THE COST OF CLIMATE CHANGE
With all these activities, we are causing hotter temperatures. The UN recorded that the last decade, 2011-2020 was the warmest. Regrettably, since the 1980s, each decade has been warmer than the previous one. More severe destructive storms have become intense and more frequent in many regions. As temperatures rise, more moisture evaporates, which exacerbates extreme rainfall and flooding, causing more destructive storms and increased drought.
Notably, the rate at which the ocean is warming strongly increased over the past two decades, across all depths of the ocean. On a positive note, the ocean soaks up most of the heat from global warming.
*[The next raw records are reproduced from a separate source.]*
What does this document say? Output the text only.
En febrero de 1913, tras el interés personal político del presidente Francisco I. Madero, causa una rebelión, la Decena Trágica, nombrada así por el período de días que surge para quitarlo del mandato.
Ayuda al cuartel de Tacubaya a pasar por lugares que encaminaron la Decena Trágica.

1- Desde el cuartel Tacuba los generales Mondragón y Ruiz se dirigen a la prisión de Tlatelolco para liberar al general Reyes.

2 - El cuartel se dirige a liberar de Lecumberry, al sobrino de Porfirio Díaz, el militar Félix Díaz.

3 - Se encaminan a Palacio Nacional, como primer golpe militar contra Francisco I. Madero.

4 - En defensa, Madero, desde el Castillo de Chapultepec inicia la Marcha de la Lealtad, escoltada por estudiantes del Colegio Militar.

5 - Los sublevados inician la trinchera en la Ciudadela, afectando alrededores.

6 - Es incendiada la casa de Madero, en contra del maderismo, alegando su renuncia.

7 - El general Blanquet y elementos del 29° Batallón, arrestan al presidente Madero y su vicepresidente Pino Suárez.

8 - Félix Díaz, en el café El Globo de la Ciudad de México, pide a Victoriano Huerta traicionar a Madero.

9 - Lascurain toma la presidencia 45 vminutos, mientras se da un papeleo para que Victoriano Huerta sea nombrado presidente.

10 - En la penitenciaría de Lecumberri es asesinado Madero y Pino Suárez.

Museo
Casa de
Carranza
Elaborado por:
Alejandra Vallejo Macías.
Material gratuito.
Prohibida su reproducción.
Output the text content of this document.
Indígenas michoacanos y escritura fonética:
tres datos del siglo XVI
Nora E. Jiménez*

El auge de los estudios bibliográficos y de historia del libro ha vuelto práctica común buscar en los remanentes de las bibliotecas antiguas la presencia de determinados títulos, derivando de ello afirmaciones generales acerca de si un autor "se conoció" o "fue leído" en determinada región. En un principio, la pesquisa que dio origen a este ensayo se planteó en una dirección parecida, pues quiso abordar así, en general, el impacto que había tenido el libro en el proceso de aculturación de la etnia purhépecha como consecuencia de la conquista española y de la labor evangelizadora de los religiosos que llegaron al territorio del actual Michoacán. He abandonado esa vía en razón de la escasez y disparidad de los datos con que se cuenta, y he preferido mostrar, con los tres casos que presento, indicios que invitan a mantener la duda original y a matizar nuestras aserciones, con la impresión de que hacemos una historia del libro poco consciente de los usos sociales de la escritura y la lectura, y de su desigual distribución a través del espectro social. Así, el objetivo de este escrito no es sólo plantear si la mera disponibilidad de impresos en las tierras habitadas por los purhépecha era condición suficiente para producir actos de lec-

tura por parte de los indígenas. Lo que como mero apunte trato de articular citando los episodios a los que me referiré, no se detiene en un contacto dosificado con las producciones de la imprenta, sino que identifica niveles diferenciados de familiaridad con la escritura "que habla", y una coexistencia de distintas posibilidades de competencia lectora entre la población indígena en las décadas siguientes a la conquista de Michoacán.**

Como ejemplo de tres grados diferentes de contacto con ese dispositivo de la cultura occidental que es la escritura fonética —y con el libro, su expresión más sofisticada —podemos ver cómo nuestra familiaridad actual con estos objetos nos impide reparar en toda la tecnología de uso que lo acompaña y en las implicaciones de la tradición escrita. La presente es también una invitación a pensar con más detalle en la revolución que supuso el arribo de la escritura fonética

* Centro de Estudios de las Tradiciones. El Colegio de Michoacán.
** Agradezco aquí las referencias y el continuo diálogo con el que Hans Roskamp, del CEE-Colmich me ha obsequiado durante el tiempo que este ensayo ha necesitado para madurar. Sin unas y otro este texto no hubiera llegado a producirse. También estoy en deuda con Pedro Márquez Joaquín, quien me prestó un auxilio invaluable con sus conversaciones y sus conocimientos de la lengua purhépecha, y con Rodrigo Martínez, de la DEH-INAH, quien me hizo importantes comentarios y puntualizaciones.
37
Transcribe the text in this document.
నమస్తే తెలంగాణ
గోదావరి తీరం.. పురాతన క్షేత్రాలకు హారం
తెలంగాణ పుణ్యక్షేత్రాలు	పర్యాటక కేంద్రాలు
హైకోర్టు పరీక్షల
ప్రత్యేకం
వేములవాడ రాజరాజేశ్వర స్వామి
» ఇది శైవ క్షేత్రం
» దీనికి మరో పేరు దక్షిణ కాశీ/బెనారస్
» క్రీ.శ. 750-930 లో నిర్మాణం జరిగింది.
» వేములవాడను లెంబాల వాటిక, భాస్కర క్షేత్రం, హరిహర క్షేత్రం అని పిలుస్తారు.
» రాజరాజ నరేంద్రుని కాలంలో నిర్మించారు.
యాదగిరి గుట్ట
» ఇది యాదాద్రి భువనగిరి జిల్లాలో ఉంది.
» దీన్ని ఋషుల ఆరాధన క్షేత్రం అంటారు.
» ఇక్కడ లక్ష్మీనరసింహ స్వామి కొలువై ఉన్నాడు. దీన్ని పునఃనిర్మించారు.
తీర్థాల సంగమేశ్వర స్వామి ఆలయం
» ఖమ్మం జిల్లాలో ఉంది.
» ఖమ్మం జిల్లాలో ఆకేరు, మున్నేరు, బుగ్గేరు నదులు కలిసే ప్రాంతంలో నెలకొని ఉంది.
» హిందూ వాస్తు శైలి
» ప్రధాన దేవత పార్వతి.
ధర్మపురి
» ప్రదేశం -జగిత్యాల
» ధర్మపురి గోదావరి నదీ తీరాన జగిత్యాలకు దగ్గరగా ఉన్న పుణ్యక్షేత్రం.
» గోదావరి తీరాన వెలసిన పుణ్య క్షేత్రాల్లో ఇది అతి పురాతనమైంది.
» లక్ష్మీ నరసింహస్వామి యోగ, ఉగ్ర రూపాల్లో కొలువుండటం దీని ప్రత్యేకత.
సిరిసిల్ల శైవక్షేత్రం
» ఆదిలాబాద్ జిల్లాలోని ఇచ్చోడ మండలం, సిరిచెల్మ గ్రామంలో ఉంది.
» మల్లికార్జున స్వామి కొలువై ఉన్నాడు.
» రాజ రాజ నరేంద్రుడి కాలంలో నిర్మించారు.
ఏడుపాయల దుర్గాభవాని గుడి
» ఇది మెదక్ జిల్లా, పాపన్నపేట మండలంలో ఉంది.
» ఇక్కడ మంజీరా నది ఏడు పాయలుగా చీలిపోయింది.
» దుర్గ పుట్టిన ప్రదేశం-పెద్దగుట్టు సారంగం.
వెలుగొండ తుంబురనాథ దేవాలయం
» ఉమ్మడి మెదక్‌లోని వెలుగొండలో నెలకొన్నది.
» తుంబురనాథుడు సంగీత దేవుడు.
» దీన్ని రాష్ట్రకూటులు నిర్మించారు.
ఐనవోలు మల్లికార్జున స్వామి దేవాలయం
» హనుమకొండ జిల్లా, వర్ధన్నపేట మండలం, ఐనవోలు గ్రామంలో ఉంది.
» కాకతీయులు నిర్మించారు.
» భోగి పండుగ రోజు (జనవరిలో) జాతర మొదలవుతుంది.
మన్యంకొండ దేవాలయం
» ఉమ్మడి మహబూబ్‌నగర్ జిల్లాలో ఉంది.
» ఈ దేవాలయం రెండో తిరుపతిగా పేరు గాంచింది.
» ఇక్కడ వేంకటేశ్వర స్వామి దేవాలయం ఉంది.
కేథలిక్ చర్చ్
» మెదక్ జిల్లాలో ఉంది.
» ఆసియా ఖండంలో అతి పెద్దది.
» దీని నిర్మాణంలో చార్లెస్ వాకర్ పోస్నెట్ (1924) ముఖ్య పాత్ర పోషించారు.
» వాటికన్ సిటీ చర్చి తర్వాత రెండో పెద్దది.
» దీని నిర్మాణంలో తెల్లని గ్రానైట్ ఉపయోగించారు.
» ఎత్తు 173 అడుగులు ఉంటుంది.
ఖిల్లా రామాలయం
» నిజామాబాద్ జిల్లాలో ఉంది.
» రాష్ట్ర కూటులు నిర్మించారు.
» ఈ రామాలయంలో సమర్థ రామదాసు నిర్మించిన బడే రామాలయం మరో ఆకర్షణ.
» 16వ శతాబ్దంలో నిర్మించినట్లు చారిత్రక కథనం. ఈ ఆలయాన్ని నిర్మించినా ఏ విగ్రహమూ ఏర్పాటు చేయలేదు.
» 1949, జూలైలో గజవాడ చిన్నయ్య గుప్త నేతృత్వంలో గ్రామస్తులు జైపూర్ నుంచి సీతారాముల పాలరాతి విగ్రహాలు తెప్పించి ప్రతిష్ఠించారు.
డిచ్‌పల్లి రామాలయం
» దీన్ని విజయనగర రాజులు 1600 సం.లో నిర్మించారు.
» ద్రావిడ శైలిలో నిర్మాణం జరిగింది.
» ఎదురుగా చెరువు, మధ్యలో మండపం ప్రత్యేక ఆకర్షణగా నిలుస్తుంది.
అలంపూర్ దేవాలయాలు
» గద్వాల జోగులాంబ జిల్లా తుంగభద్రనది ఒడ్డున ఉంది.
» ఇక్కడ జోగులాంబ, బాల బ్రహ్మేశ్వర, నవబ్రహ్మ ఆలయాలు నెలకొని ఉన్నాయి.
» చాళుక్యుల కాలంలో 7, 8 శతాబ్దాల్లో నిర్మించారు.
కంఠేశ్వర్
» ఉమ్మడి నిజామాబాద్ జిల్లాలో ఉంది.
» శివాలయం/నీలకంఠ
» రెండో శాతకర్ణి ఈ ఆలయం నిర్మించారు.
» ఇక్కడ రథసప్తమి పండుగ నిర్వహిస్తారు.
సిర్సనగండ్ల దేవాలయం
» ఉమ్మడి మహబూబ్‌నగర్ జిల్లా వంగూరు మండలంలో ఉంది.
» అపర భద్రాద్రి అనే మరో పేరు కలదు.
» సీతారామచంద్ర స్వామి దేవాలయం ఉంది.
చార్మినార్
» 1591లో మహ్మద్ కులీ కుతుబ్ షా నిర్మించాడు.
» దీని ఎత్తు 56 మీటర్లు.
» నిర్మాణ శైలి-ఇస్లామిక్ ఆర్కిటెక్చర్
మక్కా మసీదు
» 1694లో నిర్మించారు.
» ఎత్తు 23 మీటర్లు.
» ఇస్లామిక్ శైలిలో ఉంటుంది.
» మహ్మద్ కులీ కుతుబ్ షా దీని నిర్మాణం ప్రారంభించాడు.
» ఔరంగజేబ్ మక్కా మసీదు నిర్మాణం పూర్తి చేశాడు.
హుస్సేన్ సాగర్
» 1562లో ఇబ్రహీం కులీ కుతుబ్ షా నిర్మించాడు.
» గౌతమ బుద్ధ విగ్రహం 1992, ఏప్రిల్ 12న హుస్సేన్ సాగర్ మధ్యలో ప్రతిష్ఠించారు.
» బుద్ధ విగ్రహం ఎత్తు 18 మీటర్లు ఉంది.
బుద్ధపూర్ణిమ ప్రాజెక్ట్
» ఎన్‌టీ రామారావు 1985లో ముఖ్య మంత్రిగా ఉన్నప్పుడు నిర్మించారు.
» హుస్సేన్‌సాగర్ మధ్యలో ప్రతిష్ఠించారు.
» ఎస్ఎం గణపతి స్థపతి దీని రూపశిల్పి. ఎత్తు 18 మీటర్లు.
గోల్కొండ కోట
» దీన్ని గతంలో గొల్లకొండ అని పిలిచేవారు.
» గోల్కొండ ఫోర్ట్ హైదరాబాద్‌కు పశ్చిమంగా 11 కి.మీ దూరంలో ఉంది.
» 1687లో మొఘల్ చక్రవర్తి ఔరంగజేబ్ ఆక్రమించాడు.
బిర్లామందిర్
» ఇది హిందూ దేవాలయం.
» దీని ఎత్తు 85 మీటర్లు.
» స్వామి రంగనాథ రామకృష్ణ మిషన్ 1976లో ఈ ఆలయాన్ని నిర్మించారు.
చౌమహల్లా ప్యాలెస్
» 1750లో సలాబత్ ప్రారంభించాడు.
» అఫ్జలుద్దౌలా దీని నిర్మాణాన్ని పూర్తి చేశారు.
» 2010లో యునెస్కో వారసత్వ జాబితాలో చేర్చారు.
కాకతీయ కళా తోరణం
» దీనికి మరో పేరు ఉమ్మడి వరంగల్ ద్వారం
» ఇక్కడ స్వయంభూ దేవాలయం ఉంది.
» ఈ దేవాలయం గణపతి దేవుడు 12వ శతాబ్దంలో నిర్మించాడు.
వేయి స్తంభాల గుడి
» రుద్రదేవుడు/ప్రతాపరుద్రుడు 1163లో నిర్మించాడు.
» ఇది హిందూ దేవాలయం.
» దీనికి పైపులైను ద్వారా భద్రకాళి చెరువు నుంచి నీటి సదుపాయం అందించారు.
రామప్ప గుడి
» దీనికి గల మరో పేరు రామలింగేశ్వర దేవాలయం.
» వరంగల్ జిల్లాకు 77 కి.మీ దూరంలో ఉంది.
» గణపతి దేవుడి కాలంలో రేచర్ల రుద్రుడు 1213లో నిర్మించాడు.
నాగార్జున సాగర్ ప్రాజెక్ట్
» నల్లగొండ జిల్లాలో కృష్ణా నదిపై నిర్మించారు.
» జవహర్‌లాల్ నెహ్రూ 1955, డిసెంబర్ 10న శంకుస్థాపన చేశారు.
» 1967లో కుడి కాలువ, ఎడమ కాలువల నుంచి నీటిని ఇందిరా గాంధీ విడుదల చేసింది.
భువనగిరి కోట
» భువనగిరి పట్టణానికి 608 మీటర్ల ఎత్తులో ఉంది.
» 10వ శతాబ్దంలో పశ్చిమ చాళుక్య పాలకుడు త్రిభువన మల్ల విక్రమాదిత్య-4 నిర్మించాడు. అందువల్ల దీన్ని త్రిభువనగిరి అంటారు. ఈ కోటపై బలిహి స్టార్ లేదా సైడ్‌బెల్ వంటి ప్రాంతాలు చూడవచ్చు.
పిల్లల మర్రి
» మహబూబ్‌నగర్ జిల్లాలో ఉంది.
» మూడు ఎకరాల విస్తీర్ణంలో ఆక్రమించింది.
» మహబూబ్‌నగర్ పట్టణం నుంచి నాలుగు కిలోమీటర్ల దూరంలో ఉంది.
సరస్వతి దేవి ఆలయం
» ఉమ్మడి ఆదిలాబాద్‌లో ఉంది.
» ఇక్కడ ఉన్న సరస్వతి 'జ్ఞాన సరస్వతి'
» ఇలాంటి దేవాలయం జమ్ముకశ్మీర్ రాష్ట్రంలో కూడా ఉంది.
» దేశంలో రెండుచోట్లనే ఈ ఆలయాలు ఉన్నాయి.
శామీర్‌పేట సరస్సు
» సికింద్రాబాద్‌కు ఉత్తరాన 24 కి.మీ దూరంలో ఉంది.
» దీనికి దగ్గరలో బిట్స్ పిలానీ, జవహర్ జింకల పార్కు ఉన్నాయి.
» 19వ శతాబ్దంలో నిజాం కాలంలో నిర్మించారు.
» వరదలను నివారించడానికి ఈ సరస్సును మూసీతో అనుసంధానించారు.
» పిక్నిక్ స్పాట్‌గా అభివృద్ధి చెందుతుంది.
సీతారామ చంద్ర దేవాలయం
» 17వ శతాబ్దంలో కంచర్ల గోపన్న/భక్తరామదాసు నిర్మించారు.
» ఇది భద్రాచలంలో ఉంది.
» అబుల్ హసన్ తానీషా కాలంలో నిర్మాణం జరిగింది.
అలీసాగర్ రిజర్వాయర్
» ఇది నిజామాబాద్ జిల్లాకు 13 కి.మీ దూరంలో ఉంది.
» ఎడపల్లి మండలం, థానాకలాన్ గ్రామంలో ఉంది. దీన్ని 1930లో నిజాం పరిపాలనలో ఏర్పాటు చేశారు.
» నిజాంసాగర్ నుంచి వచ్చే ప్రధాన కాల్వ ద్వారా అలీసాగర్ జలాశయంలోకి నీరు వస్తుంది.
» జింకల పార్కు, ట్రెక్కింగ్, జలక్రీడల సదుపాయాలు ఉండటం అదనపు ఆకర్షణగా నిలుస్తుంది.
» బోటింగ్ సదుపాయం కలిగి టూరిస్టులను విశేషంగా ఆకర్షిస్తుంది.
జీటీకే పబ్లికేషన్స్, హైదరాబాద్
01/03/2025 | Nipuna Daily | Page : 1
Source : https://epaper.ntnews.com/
However, as the ocean warms, its volume increases since water expands as it gets warmer.
Melting ice sheets also cause sea levels to rise, threatening coastal and Island communities. Changes in the climate and increases in extreme weather events are among the reasons behind a global rise in hunger and poor nutrition. Fisheries, crops and livestock may be destroyed or become less productive.
Scientists have also confirmed that climate change is the single biggest health threat facing humanity. This is felt through; air pollution, disease, extreme weather events and forced displacement, pressures on mental health, increased hunger and poor nutrition in places where people cannot grow or find sufficient food. Climate change has increased factors that put and keep people in poverty like floods, heat and water scarcity. In fact, in the past decade (2010–2019), weather-related events displaced an estimated 23.1 million people on average each year, leaving many more vulnerable to poverty.
BRIDGING THE GAP
The United Nations Climate change website stated that The United Nations Framework convention on climate change created the Kyoto Prototcol to help control human activities. The Kyoto Protocol operationalizes the United Nations Framework Convention on Climate Change by committing industrialized countries and economies in transition to limit and reduce greenhouse gases emissions in accordance with agreed individual targets. The Protocol only binds developed countries and places a heavier burden on them under the principle of “common but differentiated responsibility and respective capabilities.” It also sets binding emission reduction targets for 37 industrialized countries and economies in transition and the European Union.
Overall, these targets add up to an average 5 per cent emission reduction compared to 1990 levels over the five year period 2008–2012 (the first commitment period). When the UN Climate Change Conference (COP21) sat in Paris France in 2015, 196 parties also adopted a document which is today known as the Paris Agreement, a legally binding international treaty on climate change.
It entered into force on 4 th November 2016. The goal of the Paris agreement is to hold “the increase in the global average temperature to well below 2°C above pre-industrial levels” and pursue efforts “to limit the temperature increase to 1.5°C above pre-industrial levels.” However, in recent years, world leaders have stressed the need to limit global warming to 1.5°C by the end of this century.
That’s because the UN’s Intergovernmental Panel on Climate Change indicates that crossing the 1.5°C threshold risks unleashing far more severe climate change impacts, including more frequent and severe droughts, heat waves and rainfall. The world is now warming faster than at any point in recorded history. Warmer temperatures over time are changing weather patterns and disrupting the usual balance of nature, which poses many risks to human beings and all other forms of life on Earth. Therefore, if nothing is done, the earth is at an uncontrollable speed to destruction.